On arrival, we rendezvoused with four incoming volunteers—two nurses, Annee and Sirin, who have just finished their Masters degrees in nursing, an EMT named Martin, who is in the middle of applying to medical school, and Ash Leigh, an Occupational Therapist. A few days later my old classmate Maddie, an educator in one of the toughest school districts in south central Los Angeles, also joined us. Our initial plan was to work with the Clinica Esperanza, but in the two weeks we have been here we have expanded our mandate. Within 5 days our new volunteers and Haiti team were working in Clinica Esperanza, the Centro de Salud in Los Fuertes and the V.O.M Clinic, a PT/OT clinic for children with cerebral palsey, movement and behavioral disorders, and people with injuries or post-stroke deficits.
We are also the new flight crew for the Aeromedical helicopter, the only civilian emergency medical helicopter service in Honduras, available not just for tourists, but also for members of the community here.
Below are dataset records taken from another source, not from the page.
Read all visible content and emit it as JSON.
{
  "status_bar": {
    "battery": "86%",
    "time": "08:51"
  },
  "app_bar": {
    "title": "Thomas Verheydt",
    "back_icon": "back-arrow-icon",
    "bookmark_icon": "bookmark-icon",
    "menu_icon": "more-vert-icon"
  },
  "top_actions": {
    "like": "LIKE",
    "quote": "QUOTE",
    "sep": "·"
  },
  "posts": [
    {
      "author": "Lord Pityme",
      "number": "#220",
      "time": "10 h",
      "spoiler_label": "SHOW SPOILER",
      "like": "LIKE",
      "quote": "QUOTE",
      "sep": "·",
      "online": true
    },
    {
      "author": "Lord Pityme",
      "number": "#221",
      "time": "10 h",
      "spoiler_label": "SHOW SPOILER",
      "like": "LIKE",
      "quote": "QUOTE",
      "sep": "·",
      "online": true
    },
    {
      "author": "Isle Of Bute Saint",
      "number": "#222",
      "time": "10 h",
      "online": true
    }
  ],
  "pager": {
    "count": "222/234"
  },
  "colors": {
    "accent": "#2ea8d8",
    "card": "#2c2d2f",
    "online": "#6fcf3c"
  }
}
Sirin—who is also a CPR/BLS/EMS educator—is working with Maddie and the local Fire Department to do life support training for the fire and ambulance crew, some of who started working as firemen when they were 14 years old and have little formal training.
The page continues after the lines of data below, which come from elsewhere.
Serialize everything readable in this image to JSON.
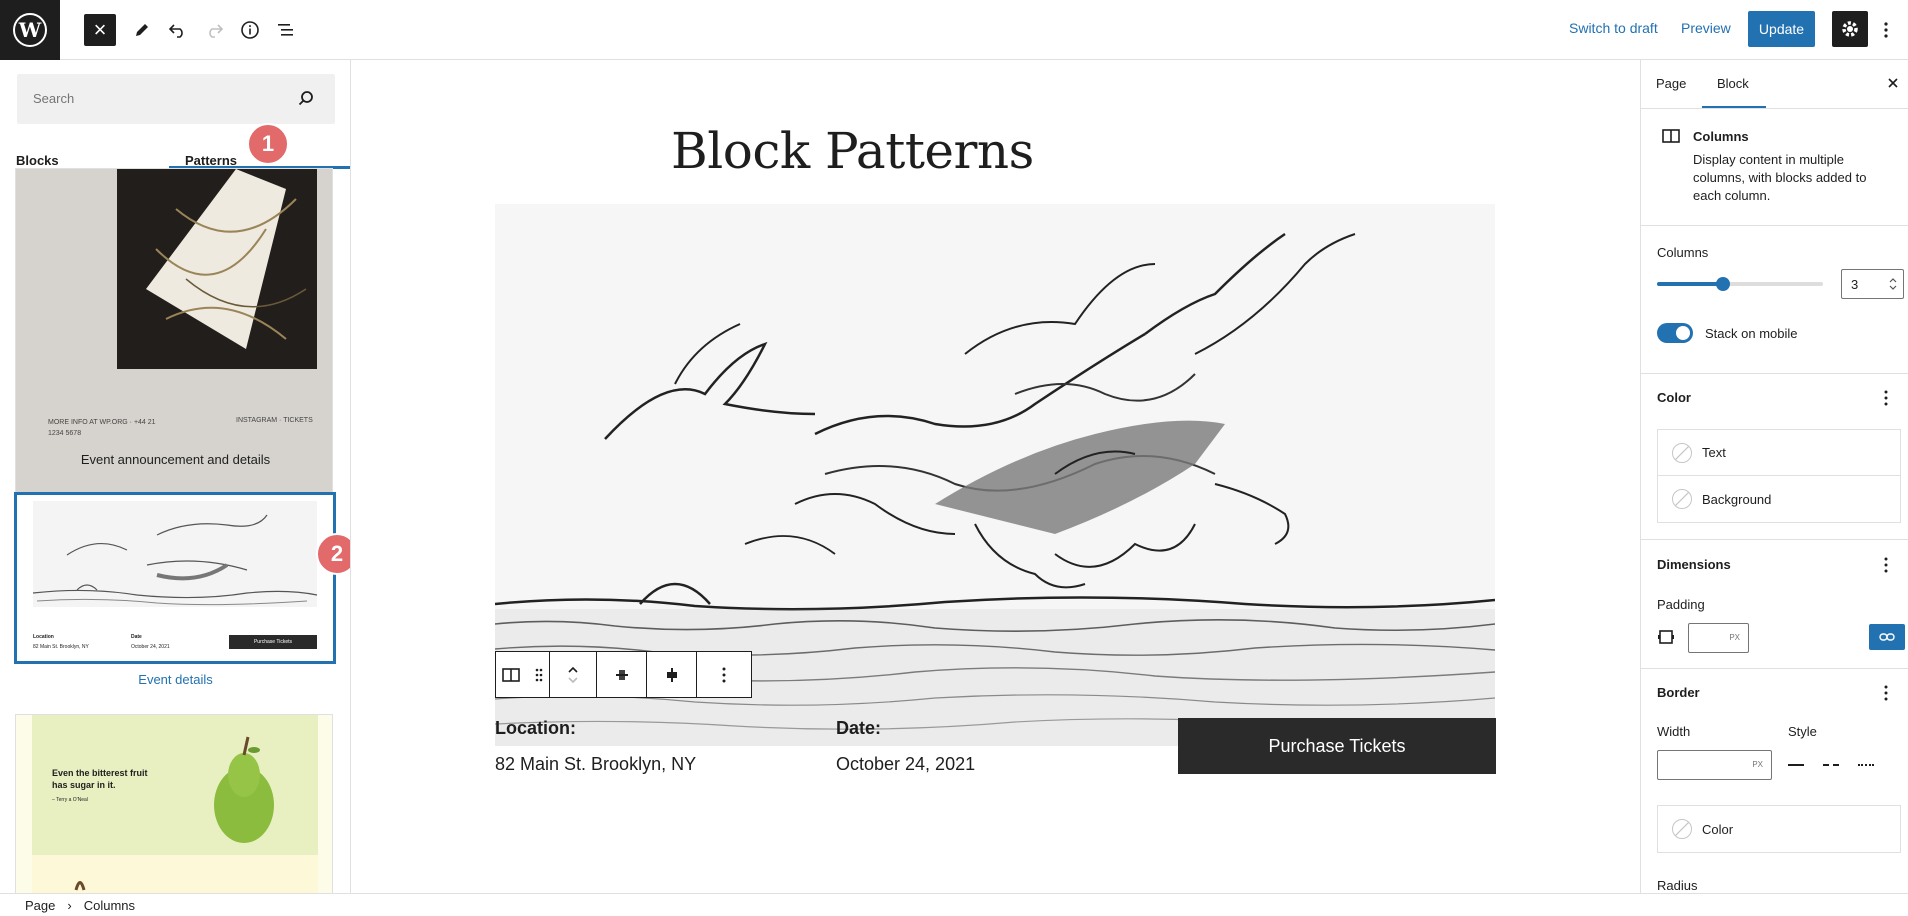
{
  "topbar": {
    "close_label": "×",
    "switch_to_draft": "Switch to draft",
    "preview": "Preview",
    "update": "Update"
  },
  "inserter": {
    "search_placeholder": "Search",
    "tabs": {
      "blocks": "Blocks",
      "patterns": "Patterns"
    },
    "badges": {
      "one": "1",
      "two": "2"
    },
    "patterns": [
      {
        "label": "Event announcement and details",
        "thumb_text_left": "MORE INFO AT WP.ORG · +44 21 1234 5678",
        "thumb_text_right": "INSTAGRAM · TICKETS"
      },
      {
        "label": "Event details",
        "thumb_location": "Location",
        "thumb_address": "82 Main St. Brooklyn, NY",
        "thumb_date": "Date",
        "thumb_date_value": "October 24, 2021",
        "thumb_button": "Purchase Tickets"
      },
      {
        "label": "",
        "quote_line1": "Even the bitterest fruit",
        "quote_line2": "has sugar in it.",
        "quote_author": "– Terry a O'Neal"
      }
    ]
  },
  "canvas": {
    "title": "Block Patterns",
    "location_label": "Location:",
    "location_value": "82 Main St. Brooklyn, NY",
    "date_label": "Date:",
    "date_value": "October 24, 2021",
    "purchase_button": "Purchase Tickets"
  },
  "sidebar": {
    "tabs": {
      "page": "Page",
      "block": "Block"
    },
    "block_name": "Columns",
    "block_description_1": "Display content in multiple",
    "block_description_2": "columns, with blocks added to",
    "block_description_3": "each column.",
    "columns_label": "Columns",
    "columns_value": "3",
    "columns_slider_fraction": 0.4,
    "stack_on_mobile": "Stack on mobile",
    "stack_on_mobile_on": true,
    "color_title": "Color",
    "color_text": "Text",
    "color_background": "Background",
    "dimensions_title": "Dimensions",
    "padding_label": "Padding",
    "px_unit": "PX",
    "border_title": "Border",
    "width_label": "Width",
    "style_label": "Style",
    "border_color": "Color",
    "radius_label": "Radius"
  },
  "footer": {
    "crumb_page": "Page",
    "crumb_separator": "›",
    "crumb_columns": "Columns"
  },
  "colors": {
    "accent": "#2271b1",
    "dark": "#1e1e1e",
    "badge": "#e26a6a"
  }
}
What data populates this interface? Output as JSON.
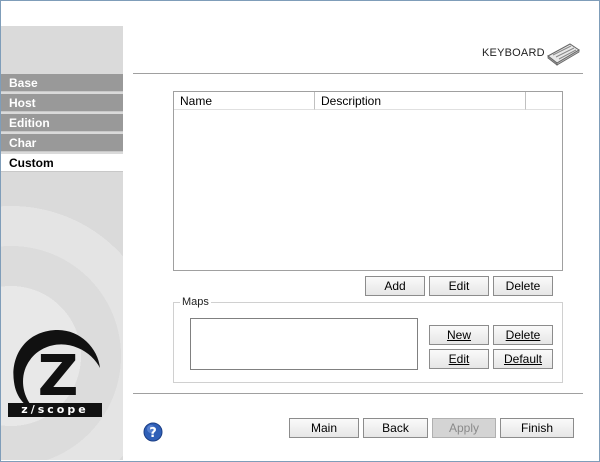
{
  "sidebar": {
    "items": [
      {
        "label": "Base",
        "active": false
      },
      {
        "label": "Host",
        "active": false
      },
      {
        "label": "Edition",
        "active": false
      },
      {
        "label": "Char",
        "active": false
      },
      {
        "label": "Custom",
        "active": true
      }
    ],
    "logo_text": "z/scope"
  },
  "header": {
    "title": "KEYBOARD",
    "icon": "keyboard-icon"
  },
  "list": {
    "columns": [
      "Name",
      "Description"
    ],
    "rows": []
  },
  "list_buttons": {
    "add": "Add",
    "edit": "Edit",
    "delete": "Delete"
  },
  "maps": {
    "label": "Maps",
    "new": "New",
    "delete": "Delete",
    "edit": "Edit",
    "default": "Default"
  },
  "footer": {
    "help_icon": "help-icon",
    "main": "Main",
    "back": "Back",
    "apply": "Apply",
    "finish": "Finish"
  },
  "colors": {
    "sidebar_item_bg": "#999999",
    "help_icon": "#2f5fb7"
  }
}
We have arrived in the middle of a nationwide Dengue Fever outbreak, so we have plenty of work to do. I did learn a couple of great clinical diagnostic tricks for Dengue. It is a hemorrhagic fever that causes bleeding. Like many terrible diseases, it has very non-specific initial signs-fever, malaise, aching, tiredness, etc. You can put a blood pressure cuff on someone’s arm, pump it up and leave it for two minutes. If they develop petechiae (little bleeds) on their arm, it is probable for Dengue. Also, intraocular pressure seems to increase, so gentle pressure on the eyes, with eyelids closed, produces a lot of tenderness in Dengue patients. I’ve had a few confirmed cases already, so we give supportive care and help people try and ride it out safely, but Dengue is not called ‘Breakbone Fever’ for nothing—it HURTS!
What has struck me most poignantly here is that, although Honduras is a poor Central American country, EVERYONE we have met here and every business we have connected with seems to be involved in some way with ensuring there is some access to health care for themselves and their fellow islanders. Barefoot Cay supports Clinica Esperanza. The local gym (which we are allowed to use as guests of Barefoot Cay) is organizing an American Gladiators-style competition to raise money for Esperanza. There is an island marathon being planned for the V.O.M Clinic. The Rotary Club here supports the Los Fuertes Clinic. Many of the islanders pay about $10 a month to support the helicopter service. It is amazing. Honduras is a place which has little. It has been very hard-hit by the economy in the US. It received terrible press when their military arrested the previous president and essentially evicted him to avoid him seizing power. But the people here are an surprising example of what we are trying to promote—taking personal responsibility for health and access to health.
It just goes to illustrate what I have always observed—people who know true need also understand the value of helping each other in a way that people living in more prosperous countries can never know. And especially here, on a 30 mile long island, it is like being on a boat with 60,000 people—everyone is in the same boat, and only by pulling together, can they survive the storms and squalls of fortune.
It is inspiring to see, and I am proud and humbled that we get to be a part of it.